Among the victims from last summer's violence is his 18-year-old great-nephew, who participates in the program with another case worker.

As Smith prepares to leave his office, Shaheer welcomes Octeria Poindexter. The North Side mother of five lost two of her teenage sons, Da'Vontae and Diontae Wallace, in separate shootings last year.

Next Step is trying to connect the surviving family members with counseling, including Poindexter's 4-year-old daughter. The child was playing outside in June when she saw her brother dying on the ground after getting shot.

The family doesn't feel safe at home, and Shaheer is helping them relocate. He goes through the paperwork with Poindexter that will enable them to move, then recommends a support group for women affected by gun violence.

"It's the best thing to talk to someone who's been through what you've been through," Shaheer says to her. "It's none of our fault that we had to go through this. It's just the cards we were dealt."

As shootings have mounted, Shaheer has seen more victims who don't appear to have been targeted. People like 26-year-old Khadijah Norman, a mother of three who was driving down W. Broadway to pick up Happy Meals for the kids when she heard a pop and felt a surge of pain in her side.

"Mommy, you just got shot!" her 4-year-old son said from the back seat.

The bullet entered through the car door, but three months later Norman still doesn't know who shot her or why. The bullet is still lodged in her side; asked how it feels, she takes a piece of paper off Shaheer's desk and rips it.

Norman now takes anxiety medication and thinks she has post-traumatic stress disorder. She cannot play with her children the way she used to; sometimes it feels like a hot comb is searing her skin.

Shaheer works with Norman to apply for Social Security disability benefits. She talks about how she had a mental breakdown the first time she drove down Broadway after the shooting, how she shook and sobbed. It's a hard street to avoid — her pain management appointments are in the shopping center across from where she got shot.

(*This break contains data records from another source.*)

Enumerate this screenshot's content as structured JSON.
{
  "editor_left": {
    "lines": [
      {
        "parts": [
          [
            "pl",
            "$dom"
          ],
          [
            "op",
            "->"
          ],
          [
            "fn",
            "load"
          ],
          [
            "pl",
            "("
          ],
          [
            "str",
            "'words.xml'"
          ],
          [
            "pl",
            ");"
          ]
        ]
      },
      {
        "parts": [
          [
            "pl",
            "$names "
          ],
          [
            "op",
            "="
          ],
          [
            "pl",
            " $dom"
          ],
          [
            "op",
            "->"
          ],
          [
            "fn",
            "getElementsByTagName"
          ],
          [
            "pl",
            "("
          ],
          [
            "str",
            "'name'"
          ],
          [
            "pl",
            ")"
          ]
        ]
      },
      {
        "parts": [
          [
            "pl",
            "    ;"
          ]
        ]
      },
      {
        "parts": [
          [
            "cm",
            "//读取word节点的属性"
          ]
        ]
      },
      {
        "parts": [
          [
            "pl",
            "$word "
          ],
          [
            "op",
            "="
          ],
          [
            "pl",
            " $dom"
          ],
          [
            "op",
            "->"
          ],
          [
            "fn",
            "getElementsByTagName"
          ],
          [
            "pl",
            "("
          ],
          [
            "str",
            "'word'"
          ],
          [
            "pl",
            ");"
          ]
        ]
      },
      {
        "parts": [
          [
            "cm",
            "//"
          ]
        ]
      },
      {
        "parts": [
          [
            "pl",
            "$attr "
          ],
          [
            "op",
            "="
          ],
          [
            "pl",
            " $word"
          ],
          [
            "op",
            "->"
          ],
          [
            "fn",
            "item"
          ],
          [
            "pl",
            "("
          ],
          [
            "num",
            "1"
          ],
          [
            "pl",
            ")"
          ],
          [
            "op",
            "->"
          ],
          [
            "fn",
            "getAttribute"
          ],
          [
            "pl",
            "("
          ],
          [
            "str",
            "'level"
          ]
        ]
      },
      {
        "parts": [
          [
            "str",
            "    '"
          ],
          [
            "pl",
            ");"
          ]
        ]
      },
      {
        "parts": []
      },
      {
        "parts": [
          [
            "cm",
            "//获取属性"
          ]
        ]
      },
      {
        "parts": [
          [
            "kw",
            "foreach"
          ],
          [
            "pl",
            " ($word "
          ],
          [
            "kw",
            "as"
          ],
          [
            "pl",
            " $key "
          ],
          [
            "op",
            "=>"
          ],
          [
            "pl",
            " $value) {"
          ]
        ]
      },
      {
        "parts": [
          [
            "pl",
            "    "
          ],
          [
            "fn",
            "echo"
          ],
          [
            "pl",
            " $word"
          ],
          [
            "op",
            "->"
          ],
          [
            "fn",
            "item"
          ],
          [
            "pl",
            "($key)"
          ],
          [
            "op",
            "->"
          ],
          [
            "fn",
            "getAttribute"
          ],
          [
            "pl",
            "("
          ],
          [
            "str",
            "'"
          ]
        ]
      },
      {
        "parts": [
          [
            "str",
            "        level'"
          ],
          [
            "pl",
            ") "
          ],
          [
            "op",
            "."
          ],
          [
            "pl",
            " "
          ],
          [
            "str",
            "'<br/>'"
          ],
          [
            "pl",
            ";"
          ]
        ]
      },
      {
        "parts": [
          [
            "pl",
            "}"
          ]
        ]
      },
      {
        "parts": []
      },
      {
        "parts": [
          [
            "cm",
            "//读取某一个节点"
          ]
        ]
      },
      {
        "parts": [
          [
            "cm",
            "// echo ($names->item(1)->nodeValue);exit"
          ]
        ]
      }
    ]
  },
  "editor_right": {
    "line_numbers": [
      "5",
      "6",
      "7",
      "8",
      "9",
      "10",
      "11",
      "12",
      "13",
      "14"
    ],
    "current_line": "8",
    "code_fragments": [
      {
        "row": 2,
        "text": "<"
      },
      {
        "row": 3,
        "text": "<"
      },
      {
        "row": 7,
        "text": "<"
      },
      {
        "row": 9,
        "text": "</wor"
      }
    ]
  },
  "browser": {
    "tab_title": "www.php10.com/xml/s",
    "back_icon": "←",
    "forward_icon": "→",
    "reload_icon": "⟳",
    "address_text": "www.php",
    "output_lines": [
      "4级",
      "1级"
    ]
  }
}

Shaheer bids goodbye to Norman and goes to pick up Amir Edwards, who uses a wheelchair after being shot in a family dispute last year. They head to North Memorial to see another young man paralyzed from a December shooting. Shaheer knows it will mean more for the patient to hear from a peer who has been paralyzed, too. He hopes it will also be meaningful to Edwards.

"This isn't hard," Edwards says as he rolls his wheelchair across the hospital parking lot. "It's easy work!" replies Shaheer.

He wants to keep the chain of support going, one person at a time — to encourage his charges to overcome their anger and take their time in recovering, to do everything he can so this is the last violence they know.